Crawfish season has begun and is in full swing. Half Shells offers crayfish by the pound at market price, served either regular or “Nitro.” Disappointingly, the crustaceans came out a little flat, unless you happen to grab one that has been smothered in seasoning. One piece of corn and one potato accompanied our pound of crawfish. The potato was cooked well but the heavy dose of salt made it hard to swallow. Be cautious of the crawfish broth at the bottom of the bowl. The broth may look enticing, but the salty liquid had to be chased with refreshing gulp of my Hurricane.
Half Shells has an array of seafood options to please most guests. For those opposed to fish or shell fish, they do offer Grilled Chicken Breast ($8.99), Blackened Chicken Sandwich ($7.99), “Darn Good” Burger, ($7.99), Red beans and Rice ($3.99/cup $6.99/bowl), as well as Mac n’ Cheese ($9.99).
Serafin’s Fish Tacos ($10.99) are quoted as, the “Best Fish Tacos in Town.” Fried tilapia, “tangy” cabbage, pico de gallo, shredded cheese, a “ranchero” sauce, rolled in a flour tortilla then grilled is essentially a fish burrito. The idea is “outside the box,” but rolling a crispy piece of tilapia inside a flour tortilla with slaw and a creamy sauce makes little sense. The fish batter is tasty, but turns soggy due to all the “fixins” inside the burrito.
Offering five different proteins for their Po’ Boy, the toasted baguette with creole mayo is best consumed with the fried oysters. Substituting Red Beans and Rice instead of fries seemed like a good idea at the time. To my dismay, the ratio of rice to red beans was 4 to 1. My counterpart lucked out with the gumbo. A Cajun specialty, the “Dark Roux” is hard to master. Not too burnt but just dark enough, the gumbo was a well-seasoned stew and rich enough to stick to my bones.
Crab cakes are often replete with bread and other extraneous fillers. The Lump Crab Cake Sandwich ($11.99) barely has enough filler to hold itself together, which is a good sign. The remoulade on the wheat bun was just sweet and rich enough to augment the crab cake.
Dining with a large party? If so, Half Shells has you covered. Boil it Big offers different varieties of crab. The Beach Party serves 4 at $49.99.
Aiming to please, Half Shells offers over ten different sides to accompany your entrée. Take your time and choose wisely.
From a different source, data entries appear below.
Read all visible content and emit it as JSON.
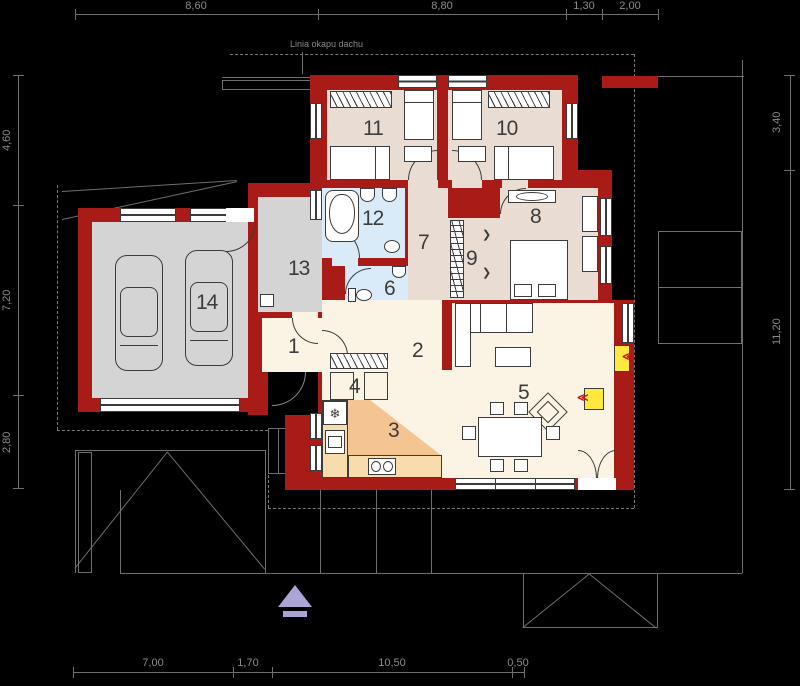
{
  "annotations": {
    "eave_label": "Linia okapu dachu"
  },
  "dimensions": {
    "top": [
      "8,60",
      "8,80",
      "1,30",
      "2,00"
    ],
    "left": [
      "4,60",
      "7,20",
      "2,80"
    ],
    "right": [
      "3,40",
      "11,20"
    ],
    "bottom": [
      "7,00",
      "1,70",
      "10,50",
      "0,50"
    ]
  },
  "rooms": {
    "r1": "1",
    "r2": "2",
    "r3": "3",
    "r4": "4",
    "r5": "5",
    "r6": "6",
    "r7": "7",
    "r8": "8",
    "r9": "9",
    "r10": "10",
    "r11": "11",
    "r12": "12",
    "r13": "13",
    "r14": "14"
  },
  "colors": {
    "wall": "#a81b17",
    "bedroom_floor": "#e9ddd3",
    "cream_floor": "#fbf3e3",
    "bath_floor": "#d9ebf8",
    "garage_floor": "#d4d4d4",
    "kitchen_floor": "#f5c493",
    "counter": "#f9dcae",
    "fireplace_yellow": "#ffe93e",
    "accent_red": "#cc1414",
    "north_arrow": "#aba4d6",
    "site_line": "#6e6e6e",
    "furniture_line": "#3c3c3c"
  },
  "symbols": {
    "fridge_icon": "❄",
    "sink_bowls": "2",
    "wardrobe_chevron": "≪"
  }
}
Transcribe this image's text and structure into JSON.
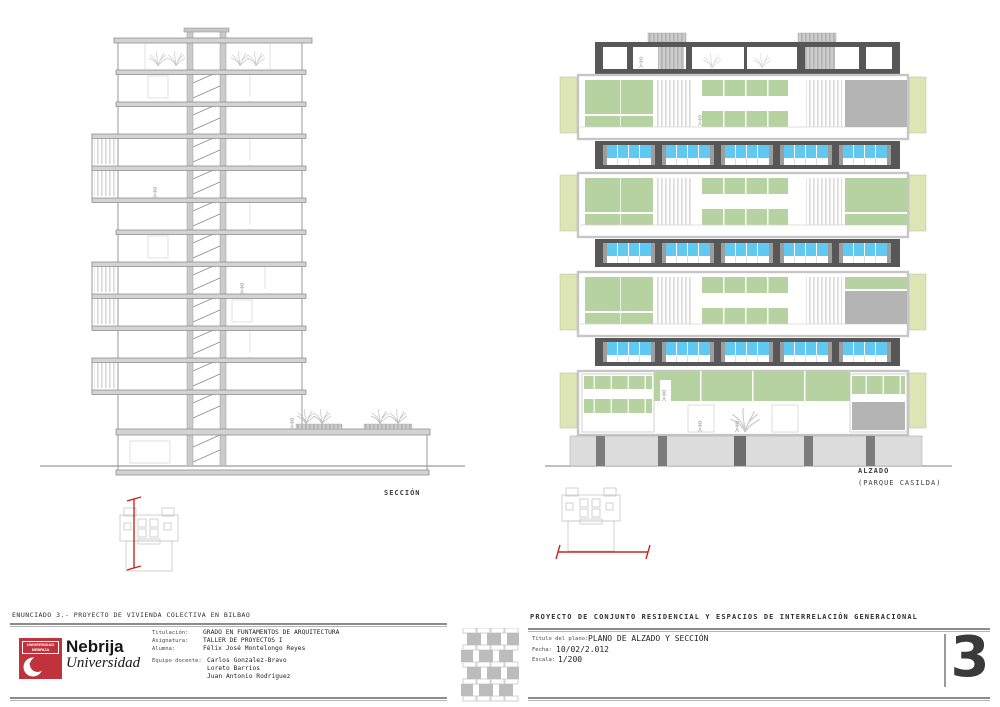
{
  "colors": {
    "accent_red": "#c0323c",
    "section_red": "#c8281e",
    "dark_frame": "#575757",
    "window_blue": "#5fc9f1",
    "panel_green": "#b6d2a1",
    "fin_pale": "#dee5b5",
    "panel_gray": "#b4b4b4",
    "podium_gray": "#dcdcdc",
    "pillar_gray": "#7c7c7c"
  },
  "section": {
    "label": "SECCIÓN"
  },
  "elevation": {
    "label": "ALZADO",
    "sublabel": "(PARQUE CASILDA)"
  },
  "footer": {
    "enunciado": "ENUNCIADO 3.-  PROYECTO DE VIVIENDA COLECTIVA EN BILBAO",
    "project_title": "PROYECTO DE CONJUNTO RESIDENCIAL Y ESPACIOS DE INTERRELACIÓN GENERACIONAL",
    "logo": {
      "tag_line1": "UNIVERSIDAD",
      "tag_line2": "NEBRIJA",
      "name": "Nebrija",
      "subname": "Universidad"
    },
    "fields": [
      {
        "label": "Titulación:",
        "value": "GRADO EN FUNTAMENTOS DE ARQUITECTURA"
      },
      {
        "label": "Asignatura:",
        "value": "TALLER DE PROYECTOS I"
      },
      {
        "label": "Alumna:",
        "value": "Félix José Montelongo Reyes"
      },
      {
        "label": "Equipo docente:",
        "value": "Carlos Gonzalez-Bravo"
      }
    ],
    "team": [
      "Carlos Gonzalez-Bravo",
      "Loreto Barrios",
      "Juan Antonio Rodríguez"
    ],
    "plan_title_label": "Título del plano:",
    "plan_title": "PLANO DE ALZADO Y SECCIÓN",
    "date_label": "Fecha:",
    "date": "10/02/2.012",
    "scale_label": "Escala:",
    "scale": "1/200",
    "sheet_number": "3"
  }
}
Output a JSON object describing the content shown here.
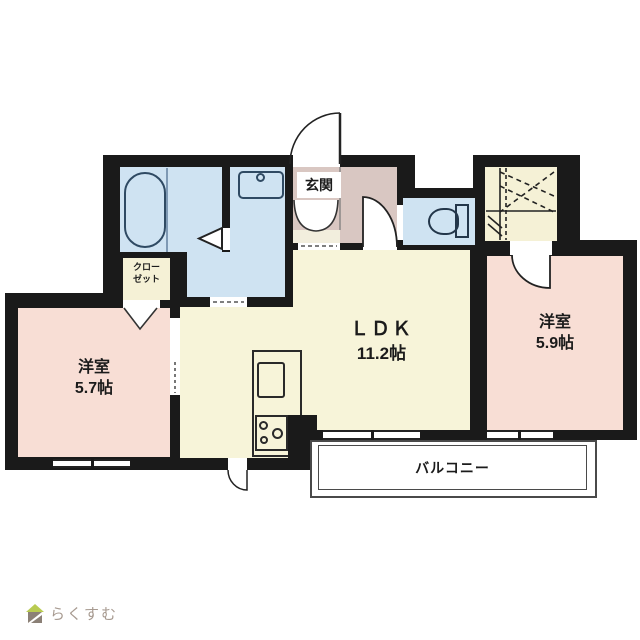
{
  "floorplan": {
    "rooms": {
      "ldk": {
        "label": "ＬＤＫ",
        "area": "11.2帖"
      },
      "bedroom_a": {
        "label": "洋室",
        "area": "5.7帖"
      },
      "bedroom_b": {
        "label": "洋室",
        "area": "5.9帖"
      },
      "entrance": {
        "label": "玄関"
      },
      "closet": {
        "label_line1": "クロー",
        "label_line2": "ゼット"
      },
      "balcony": {
        "label": "バルコニー"
      }
    },
    "fixtures": [
      "bathtub",
      "washbasin",
      "toilet",
      "kitchen-sink",
      "stove"
    ],
    "colors": {
      "wall": "#1a1a1a",
      "wet_rooms": "#cfe3f2",
      "bedrooms": "#f8ded5",
      "ldk": "#f7f4d9",
      "entrance_hall": "#d9c7c2",
      "closets": "#f5f1d6"
    }
  },
  "branding": {
    "logo_text": "らくすむ"
  }
}
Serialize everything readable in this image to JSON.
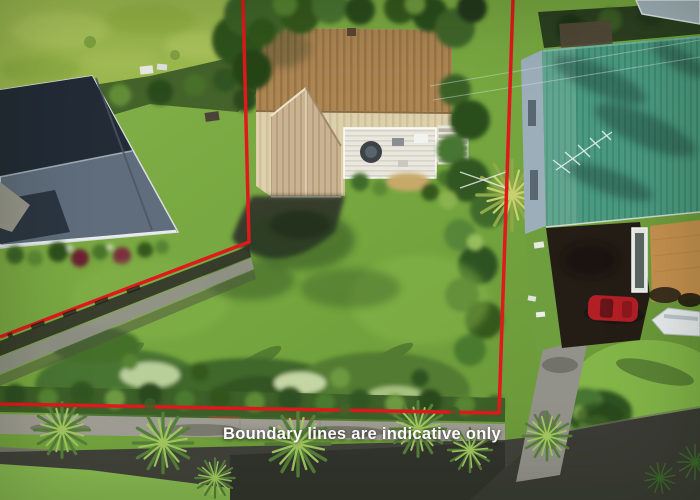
{
  "meta": {
    "type": "aerial-property-photo",
    "width": 700,
    "height": 500
  },
  "caption": {
    "text": "Boundary lines are indicative only",
    "color": "#ffffff"
  },
  "boundary": {
    "color": "#e0191c",
    "stroke_width": 3.5,
    "left_line_points": [
      [
        243,
        0
      ],
      [
        249,
        242
      ],
      [
        0,
        337
      ]
    ],
    "right_line_points": [
      [
        513,
        0
      ],
      [
        499,
        413
      ],
      [
        0,
        404
      ]
    ]
  },
  "scene": {
    "lawn_color": "#76a83f",
    "field_color": "#9dba50",
    "left_house_roof_dark": "#222b36",
    "left_house_roof_light": "#5f6d7c",
    "center_house_roof_top": "#ad8655",
    "center_house_roof_body": "#e2d6b2",
    "center_house_gable": "#c9b392",
    "right_house_roof": "#4b9a80",
    "right_house_wall": "#9daebb",
    "red_car_color": "#b21f25",
    "boat_color": "#eaeef0",
    "road_color": "#41423b",
    "driveway_color": "#92918a",
    "footpath_color": "#a09e94",
    "patio_color": "#c7914f",
    "hedge_color": "#3d5f28"
  }
}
But they can be hit or miss depending on the day.
Taking a moment to breathe, I pondered over the three desert options. Making it easy, I usually ask for, “the house specialty, please.” In this case, homemade bread pudding ($4.99) was the server’s decision. Coming in a bowl, soaked in a whiskey anglaise the massive piece of bread pudding made my heart stop.
“Really, sir, did you not just see how much I ate, and now you want me to consume this?”
Tasting like a gourmet version of “Cinnabon,” the pudding, sans raisins, was hot and particularly tasty on the chilly evening that we last visited the restaurant. Needless to say, the portion was large enough that between the two of us, we only managed a few bites.
Overall, our server was well versed and an obvious veteran of Half Shells. Sadly, his expeditious intent flooded our table with entrees before we were finished with our appetizers, leaving little room to maneuver.
P.S: If you work in Plano or use the Tollway as part of your daily commute, stop at Half Shells for happy hour, offered Monday through Friday, from 4-7 p.m. Those $2 domestic lights, $3 wells, and $3.50 ritas will turn any bad day into a good one.